Does he not want me in his room? A ragged breath forces its way from deep in my lungs. “Do you want me to go?” I murmur.
“Of course not. I want you here.” His voice is husky and his eyes are wandering in a leisurely hold that is tender and oddly comforting. “But I’m not going to fuck you, Chrissie. I want so very much to make love to you.”
His gaze is intense, and the effect of his words travels through me. His precise tone, his odd phrasing; it should have made me laugh from nothing else but the weirdness of it. Instead, I want to cry because that statement reveals a lot of what he sees inside of me.
“Can we turn the lights out?” I whisper.
He crosses the room and stands in front of me, staring down into my eyes. “If you want, but I undressed you last night. I’ve seen you nude. I saw every part of you. Everything.”
I flush…everything?... what is he trying to tell me?
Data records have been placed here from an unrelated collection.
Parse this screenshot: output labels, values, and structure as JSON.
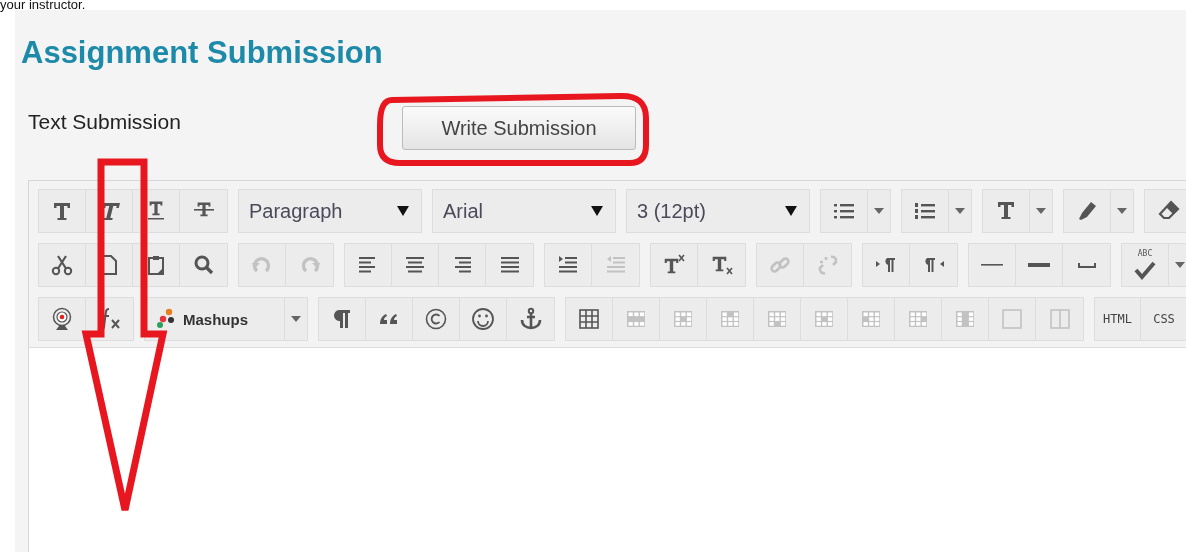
{
  "top_text": "your instructor.",
  "title": "Assignment Submission",
  "text_submission": {
    "label": "Text Submission",
    "button": "Write Submission"
  },
  "toolbar": {
    "rows": [
      {
        "groups": [
          {
            "items": [
              {
                "kind": "bold",
                "disabled": false
              },
              {
                "kind": "italic",
                "disabled": false
              },
              {
                "kind": "underline",
                "disabled": false
              },
              {
                "kind": "strike",
                "disabled": false
              }
            ]
          },
          {
            "items": [
              {
                "kind": "select",
                "value": "Paragraph",
                "disabled": false
              }
            ]
          },
          {
            "items": [
              {
                "kind": "select",
                "value": "Arial",
                "disabled": false
              }
            ]
          },
          {
            "items": [
              {
                "kind": "select",
                "value": "3 (12pt)",
                "disabled": false
              }
            ]
          },
          {
            "items": [
              {
                "kind": "bullets",
                "disabled": false
              }
            ]
          },
          {
            "items": [
              {
                "kind": "numbers",
                "disabled": false
              }
            ]
          },
          {
            "items": [
              {
                "kind": "textcolor",
                "disabled": false
              }
            ]
          },
          {
            "items": [
              {
                "kind": "marker",
                "disabled": false
              }
            ]
          },
          {
            "items": [
              {
                "kind": "eraser",
                "disabled": false
              }
            ]
          }
        ]
      },
      {
        "groups": [
          {
            "items": [
              {
                "kind": "cut",
                "disabled": false
              },
              {
                "kind": "copy",
                "disabled": false
              },
              {
                "kind": "paste",
                "disabled": false
              },
              {
                "kind": "find",
                "disabled": false
              }
            ]
          },
          {
            "items": [
              {
                "kind": "undo",
                "disabled": true
              },
              {
                "kind": "redo",
                "disabled": true
              }
            ]
          },
          {
            "items": [
              {
                "kind": "alignleft",
                "disabled": false
              },
              {
                "kind": "aligncenter",
                "disabled": false
              },
              {
                "kind": "alignright",
                "disabled": false
              },
              {
                "kind": "justify",
                "disabled": false
              }
            ]
          },
          {
            "items": [
              {
                "kind": "indent",
                "disabled": false
              },
              {
                "kind": "outdent",
                "disabled": true
              }
            ]
          },
          {
            "items": [
              {
                "kind": "sup",
                "disabled": false
              },
              {
                "kind": "sub",
                "disabled": false
              }
            ]
          },
          {
            "items": [
              {
                "kind": "link",
                "disabled": true
              },
              {
                "kind": "unlink",
                "disabled": true
              }
            ]
          },
          {
            "items": [
              {
                "kind": "ltr",
                "disabled": false
              },
              {
                "kind": "rtl",
                "disabled": false
              }
            ]
          },
          {
            "items": [
              {
                "kind": "hr",
                "disabled": false
              },
              {
                "kind": "thickhr",
                "disabled": false
              },
              {
                "kind": "nbsp",
                "disabled": false
              }
            ]
          },
          {
            "items": [
              {
                "kind": "spell",
                "label": "ABC",
                "disabled": false
              }
            ]
          }
        ]
      },
      {
        "groups": [
          {
            "items": [
              {
                "kind": "webcam",
                "disabled": false
              },
              {
                "kind": "formula",
                "disabled": false
              }
            ]
          },
          {
            "items": [
              {
                "kind": "mashups",
                "label": "Mashups",
                "disabled": false
              }
            ]
          },
          {
            "items": [
              {
                "kind": "pilcrow",
                "disabled": false
              },
              {
                "kind": "quote",
                "disabled": false
              },
              {
                "kind": "copyright",
                "disabled": false
              },
              {
                "kind": "smiley",
                "disabled": false
              },
              {
                "kind": "anchor",
                "disabled": false
              }
            ]
          },
          {
            "items": [
              {
                "kind": "table",
                "disabled": false
              },
              {
                "kind": "tablerow",
                "disabled": true
              },
              {
                "kind": "tablecell",
                "disabled": true
              },
              {
                "kind": "rowabove",
                "disabled": true
              },
              {
                "kind": "rowbelow",
                "disabled": true
              },
              {
                "kind": "deleterow",
                "disabled": true
              },
              {
                "kind": "colleft",
                "disabled": true
              },
              {
                "kind": "colright",
                "disabled": true
              },
              {
                "kind": "deletecol",
                "disabled": true
              },
              {
                "kind": "square",
                "disabled": true
              },
              {
                "kind": "columns",
                "disabled": true
              }
            ]
          },
          {
            "items": [
              {
                "kind": "text",
                "label": "HTML",
                "disabled": false
              },
              {
                "kind": "text",
                "label": "CSS",
                "disabled": false
              }
            ]
          }
        ]
      }
    ]
  }
}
Then the lights flip off and there is only the sweetly forgiving glow of firelight, and Alan is lifting me from the floor.
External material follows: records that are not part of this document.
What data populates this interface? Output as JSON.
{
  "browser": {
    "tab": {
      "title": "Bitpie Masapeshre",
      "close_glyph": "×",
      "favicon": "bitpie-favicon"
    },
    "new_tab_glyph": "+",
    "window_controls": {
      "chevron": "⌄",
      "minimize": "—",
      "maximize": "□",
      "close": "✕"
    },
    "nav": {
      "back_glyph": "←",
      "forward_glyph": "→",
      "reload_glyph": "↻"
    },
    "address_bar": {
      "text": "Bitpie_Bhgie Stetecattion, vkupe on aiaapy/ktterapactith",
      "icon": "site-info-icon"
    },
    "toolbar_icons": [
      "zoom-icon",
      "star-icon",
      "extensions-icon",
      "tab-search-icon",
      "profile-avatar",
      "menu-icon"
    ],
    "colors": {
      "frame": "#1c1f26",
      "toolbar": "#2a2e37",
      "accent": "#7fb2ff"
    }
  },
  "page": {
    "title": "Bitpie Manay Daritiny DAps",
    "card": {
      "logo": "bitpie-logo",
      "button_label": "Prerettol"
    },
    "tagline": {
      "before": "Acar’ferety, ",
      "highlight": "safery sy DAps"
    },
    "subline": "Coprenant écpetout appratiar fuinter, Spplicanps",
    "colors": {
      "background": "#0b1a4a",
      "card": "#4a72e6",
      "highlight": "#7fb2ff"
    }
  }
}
He is surprisingly strong, and he carries me with so little effort that it makes me feel fragile and beautiful and weightless. Tentatively, I touch my lips to the warm flesh of his neck, the taste of him running through my veins like fire, my blood pumping all through my body. But I g
et only a fast taste of him before he eases me down on the bed. I think he’s going to cover me with his body, but he doesn’t; he settles on his hip in a relaxed arrangement of long body parts beside me.
Every move he makes is with such exquisite, slow grace, but his eyes are smoky with eager desire. I take the initiative and curl into his chest to kiss him, wanting him to feel my own urgency, but he changes the flow of the current so subtly, it takes a moment for me to realize he is slowing me, calming me with his mouth, moving me where he wants. I want to melt into him, into the play of his fingers, the feel of his lips, but he holds the space between us.
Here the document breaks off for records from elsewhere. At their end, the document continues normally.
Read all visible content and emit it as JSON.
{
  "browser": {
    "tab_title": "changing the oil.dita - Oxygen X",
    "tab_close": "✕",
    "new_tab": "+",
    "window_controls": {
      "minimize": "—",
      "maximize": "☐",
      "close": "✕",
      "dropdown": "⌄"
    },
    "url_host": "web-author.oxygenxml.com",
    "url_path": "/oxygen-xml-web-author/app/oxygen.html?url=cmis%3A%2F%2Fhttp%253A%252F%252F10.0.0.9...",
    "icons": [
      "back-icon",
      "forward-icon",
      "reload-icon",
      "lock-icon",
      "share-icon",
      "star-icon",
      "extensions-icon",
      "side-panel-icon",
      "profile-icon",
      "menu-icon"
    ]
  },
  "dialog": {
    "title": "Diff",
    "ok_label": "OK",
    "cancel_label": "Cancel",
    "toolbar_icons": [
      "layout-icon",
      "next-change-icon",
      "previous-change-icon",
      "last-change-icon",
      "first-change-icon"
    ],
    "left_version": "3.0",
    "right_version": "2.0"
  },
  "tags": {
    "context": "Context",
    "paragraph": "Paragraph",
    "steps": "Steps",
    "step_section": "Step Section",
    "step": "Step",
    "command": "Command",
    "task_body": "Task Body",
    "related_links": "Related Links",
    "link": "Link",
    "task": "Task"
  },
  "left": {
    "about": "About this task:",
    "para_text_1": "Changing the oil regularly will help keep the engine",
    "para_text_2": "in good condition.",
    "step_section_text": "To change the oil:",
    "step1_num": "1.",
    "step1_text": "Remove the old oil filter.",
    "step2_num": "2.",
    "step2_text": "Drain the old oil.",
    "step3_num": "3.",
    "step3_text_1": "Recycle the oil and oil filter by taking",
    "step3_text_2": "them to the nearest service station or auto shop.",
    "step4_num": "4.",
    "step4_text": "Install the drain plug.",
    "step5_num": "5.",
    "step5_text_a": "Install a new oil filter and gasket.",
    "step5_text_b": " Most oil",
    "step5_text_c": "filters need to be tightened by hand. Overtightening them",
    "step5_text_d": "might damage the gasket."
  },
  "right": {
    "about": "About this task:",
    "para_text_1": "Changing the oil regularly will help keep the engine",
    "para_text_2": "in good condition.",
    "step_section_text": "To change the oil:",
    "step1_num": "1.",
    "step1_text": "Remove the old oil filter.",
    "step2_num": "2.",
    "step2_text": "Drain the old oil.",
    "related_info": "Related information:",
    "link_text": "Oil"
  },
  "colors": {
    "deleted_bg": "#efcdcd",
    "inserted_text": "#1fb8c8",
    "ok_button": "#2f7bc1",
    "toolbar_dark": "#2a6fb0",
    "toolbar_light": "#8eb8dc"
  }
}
His mouth leaves mine in a slow disconnect, and agony shoots up my center. He opens his eyes. The corners of his mouth lift in a diffused, sort of blurred smile.
“What do you like, Chrissie?” he whispers and leans down to kiss the inside of my thigh, hidden by my dress.
He hovers over me, watching my shifting emotions as I squirm with need. What do I like? I don’t know. I’ve never done this before. He is so seductive I realize that there isn’t anything I wouldn’t want to do with him.
“Everything,” I breathe and he answers me with a soft, raspy laugh.
Then one of my legs is in his hands. He’s slipping off my shoe, a kiss on the ankle, a gentle return of my flesh to the mattress, and then the other leg, surrounded by his touch, air hitting toes, lips touching ankle.
“You have no idea how beautiful you are,” he says softly. His hands are on my sundress. “Why can’t you see it? Why are you so unaware of your own beauty?”
Cold air surrounds my flesh. My dress is gone. My breath hitches, excitement and fear, knotted-bands running through my senses. I can’t look away from him. He is staring at me naked beneath him, seeing every inch of my flesh, and all I can do is watch him look at me.
His fingers are fluttering along my thigh, tracing and touching everywhere, and his other hand is on my breasts, and he is kissing me: my mouth, my neck, the rise of my breasts, the swell, the nipple, my belly, my navel. My skin is burning. Every move is patient, deliberate and potent.
Oh…it is getting stronger. It is getting wonderfully worse. I want to touch him. He begins to move slowly up my body with his kisses, and my nipples harden beneath the play of his mouth and fingers. I can feel his breathing, ragged and hard, and yet I’m bathed in that exquisite slowness of his moves. He is drawing me into him.